L'enseignement, j'entends par là la transmission de savoirs et de préceptes de maître à disciple, serait-elle une forme subtile de karma, alors même qu'il vise en théorie à une libération de l'esprit ? Le risque est grand qu'une nouvelle couche de conditionnements vienne recouvrir l'ancienne, redoublant l'assujettissement sous couvert de le supprimer. On se demandera même si tel maître de sagesse ne vise pas, inconsciemment, à exercer une tutelle sur ses adeptes, chargés d'éterniser son nom. Et c'est ainsi que la vertu d'un enseignement de liberté se referme sur soi, ne produisant plus que des copies conformes.

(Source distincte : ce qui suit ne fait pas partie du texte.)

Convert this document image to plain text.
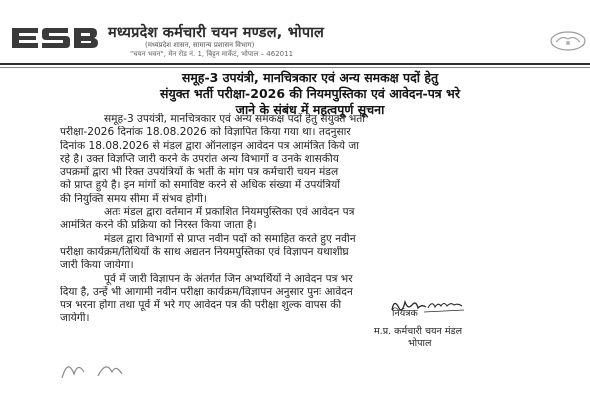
मध्यप्रदेश कर्मचारी चयन मण्डल, भोपाल
(मध्यप्रदेश शासन, सामान्य प्रशासन विभाग)
"चयन भवन", मेन रोड नं. 1, बिट्टन मार्केट, भोपाल – 462011
समूह-3 उपयंत्री, मानचित्रकार एवं अन्य समकक्ष पदों हेतु
संयुक्त भर्ती परीक्षा-2026 की नियमपुस्तिका एवं आवेदन-पत्र भरे
जाने के संबंध में महत्वपूर्ण सूचना
समूह-3 उपयंत्री, मानचित्रकार एवं अन्य समकक्ष पदों हेतु संयुक्त भर्ती
परीक्षा-2026 दिनांक 18.08.2026 को विज्ञापित किया गया था। तदनुसार
दिनांक 18.08.2026 से मंडल द्वारा ऑनलाइन आवेदन पत्र आमंत्रित किये जा
रहे है। उक्त विज्ञप्ति जारी करने के उपरांत अन्य विभागों व उनके शासकीय
उपक्रमों द्वारा भी रिक्त उपयंत्रियों के भर्ती के मांग पत्र कर्मचारी चयन मंडल
को प्राप्त हुये है। इन मांगों को समाविष्ट करने से अधिक संख्या में उपयंत्रियों
की नियुक्ति समय सीमा में संभव होगी।
अतः मंडल द्वारा वर्तमान में प्रकाशित नियमपुस्तिका एवं आवेदन पत्र
आमंत्रित करने की प्रक्रिया को निरस्त किया जाता है।
मंडल द्वारा विभागों से प्राप्त नवीन पदों को समाहित करते हुए नवीन
परीक्षा कार्यक्रम/तिथियों के साथ अद्यतन नियमपुस्तिका एवं विज्ञापन यथाशीघ्र
जारी किया जायेगा।
पूर्व में जारी विज्ञापन के अंतर्गत जिन अभ्यर्थियों ने आवेदन पत्र भर
दिया है, उन्हें भी आगामी नवीन परीक्षा कार्यक्रम/विज्ञापन अनुसार पुनः आवेदन
पत्र भरना होगा तथा पूर्व में भरे गए आवेदन पत्र की परीक्षा शुल्क वापस की
जायेगी।	नियंत्रक
म.प्र. कर्मचारी चयन मंडल
भोपाल
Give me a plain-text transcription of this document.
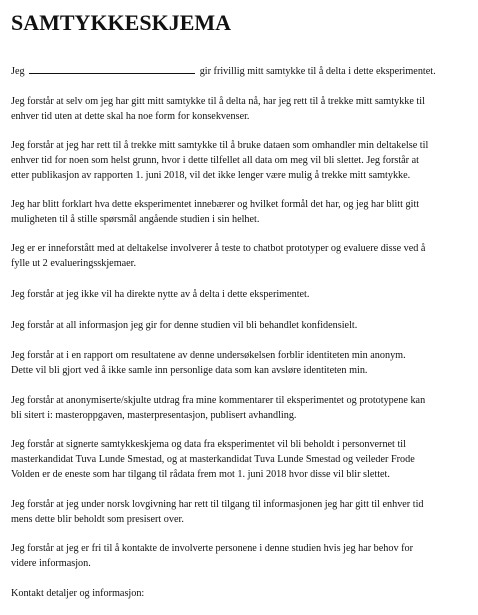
SAMTYKKESKJEMA

Jeg	gir frivillig mitt samtykke til å delta i dette eksperimentet.

Jeg forstår at selv om jeg har gitt mitt samtykke til å delta nå, har jeg rett til å trekke mitt samtykke til
enhver tid uten at dette skal ha noe form for konsekvenser.

Jeg forstår at jeg har rett til å trekke mitt samtykke til å bruke dataen som omhandler min deltakelse til
enhver tid for noen som helst grunn, hvor i dette tilfellet all data om meg vil bli slettet. Jeg forstår at
etter publikasjon av rapporten 1. juni 2018, vil det ikke lenger være mulig å trekke mitt samtykke.

Jeg har blitt forklart hva dette eksperimentet innebærer og hvilket formål det har, og jeg har blitt gitt
muligheten til å stille spørsmål angående studien i sin helhet.

Jeg er er inneforstått med at deltakelse involverer å teste to chatbot prototyper og evaluere disse ved å
fylle ut 2 evalueringsskjemaer.

Jeg forstår at jeg ikke vil ha direkte nytte av å delta i dette eksperimentet.

Jeg forstår at all informasjon jeg gir for denne studien vil bli behandlet konfidensielt.

Jeg forstår at i en rapport om resultatene av denne undersøkelsen forblir identiteten min anonym.
Dette vil bli gjort ved å ikke samle inn personlige data som kan avsløre identiteten min.

Jeg forstår at anonymiserte/skjulte utdrag fra mine kommentarer til eksperimentet og prototypene kan
bli sitert i: masteroppgaven, masterpresentasjon, publisert avhandling.

Jeg forstår at signerte samtykkeskjema og data fra eksperimentet vil bli beholdt i personvernet til
masterkandidat Tuva Lunde Smestad, og at masterkandidat Tuva Lunde Smestad og veileder Frode
Volden er de eneste som har tilgang til rådata frem mot 1. juni 2018 hvor disse vil blir slettet.

Jeg forstår at jeg under norsk lovgivning har rett til tilgang til informasjonen jeg har gitt til enhver tid
mens dette blir beholdt som presisert over.

Jeg forstår at jeg er fri til å kontakte de involverte personene i denne studien hvis jeg har behov for
videre informasjon.

Kontakt detaljer og informasjon:
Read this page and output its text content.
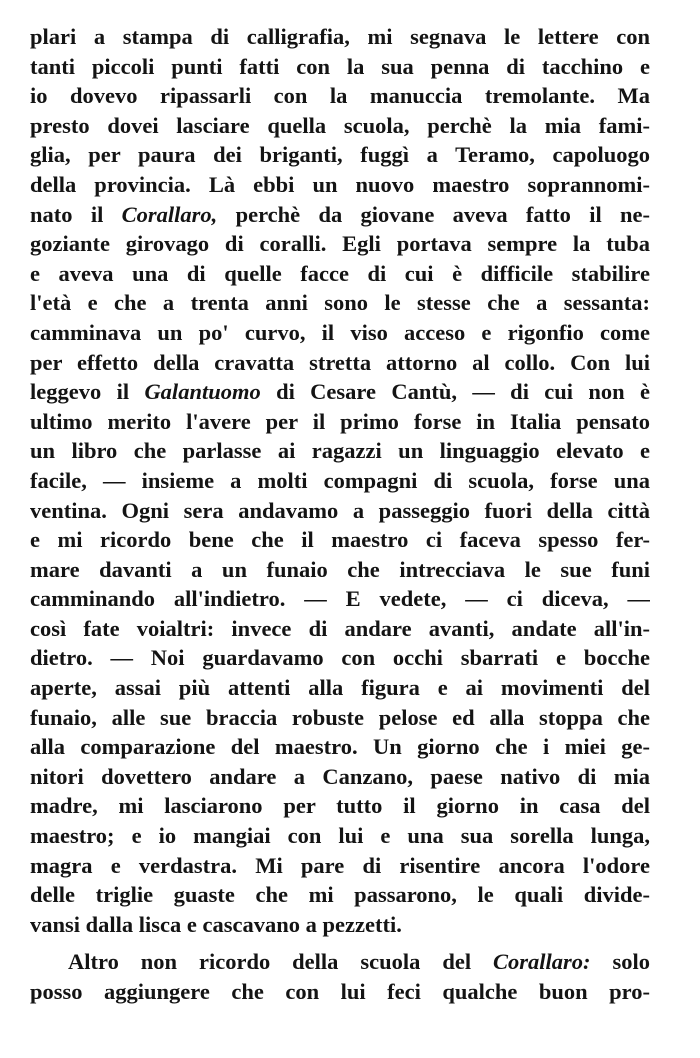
plari a stampa di calligrafia, mi segnava le lettere con
tanti piccoli punti fatti con la sua penna di tacchino e
io dovevo ripassarli con la manuccia tremolante. Ma
presto dovei lasciare quella scuola, perchè la mia fami-
glia, per paura dei briganti, fuggì a Teramo, capoluogo
della provincia. Là ebbi un nuovo maestro soprannomi-
nato il Corallaro, perchè da giovane aveva fatto il ne-
goziante girovago di coralli. Egli portava sempre la tuba
e aveva una di quelle facce di cui è difficile stabilire
l'età e che a trenta anni sono le stesse che a sessanta:
camminava un po' curvo, il viso acceso e rigonfio come
per effetto della cravatta stretta attorno al collo. Con lui
leggevo il Galantuomo di Cesare Cantù, — di cui non è
ultimo merito l'avere per il primo forse in Italia pensato
un libro che parlasse ai ragazzi un linguaggio elevato e
facile, — insieme a molti compagni di scuola, forse una
ventina. Ogni sera andavamo a passeggio fuori della città
e mi ricordo bene che il maestro ci faceva spesso fer-
mare davanti a un funaio che intrecciava le sue funi
camminando all'indietro. — E vedete, — ci diceva, —
così fate voialtri: invece di andare avanti, andate all'in-
dietro. — Noi guardavamo con occhi sbarrati e bocche
aperte, assai più attenti alla figura e ai movimenti del
funaio, alle sue braccia robuste pelose ed alla stoppa che
alla comparazione del maestro. Un giorno che i miei ge-
nitori dovettero andare a Canzano, paese nativo di mia
madre, mi lasciarono per tutto il giorno in casa del
maestro; e io mangiai con lui e una sua sorella lunga,
magra e verdastra. Mi pare di risentire ancora l'odore
delle triglie guaste che mi passarono, le quali divide-
vansi dalla lisca e cascavano a pezzetti.
Altro non ricordo della scuola del Corallaro: solo
posso aggiungere che con lui feci qualche buon pro-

Dire : "soyez libres" est certes une belle recommandation, mais elle est aussi un exemple patent de double contrainte, puisqu'il est contradictoire d'obliger à la liberté. Ce qui en résulte c'est un souffrance intime où le sujet est tout au plus libre d'obéir.

Les maîtres du Chan avaient bien vu la difficulté. Plutôt que d'expliquer, de palabrer, ou d'ordonner, ils interviennent brusquement dans le défilé de la parole par des vociférations, des interjections, des coups de bâton : faire jaillir un éclair, ouvrir une brèche, montrer, provoquer un accès direct à ce tout autre qui échappe au langage.

Selon une histoire célèbre, un moine, lassé de recevoir les coups de bâton de son maître irascible, s'en va en trouver un autre auprès duquel il passe un certain temps avant de le quitter à son tour. Puis il revient auprès du premier qui l'accueille en brandissant son bâton ! Notre homme, sans vergogne, saisit son propre bâton pour asséner un coup à son maître, lequel, voyant sa résolution, éclate de rire et déclare : "Tu as tout compris". - Ne croyons pas que c'est une lutte d'égos : il ne s'agit pas d'avoir raison ou d'être le plus fort, le bâton n'est pas une arme ou le symbole de la puissance, c'est l'éclair de l'esprit qui fend la tutelle du samsâra.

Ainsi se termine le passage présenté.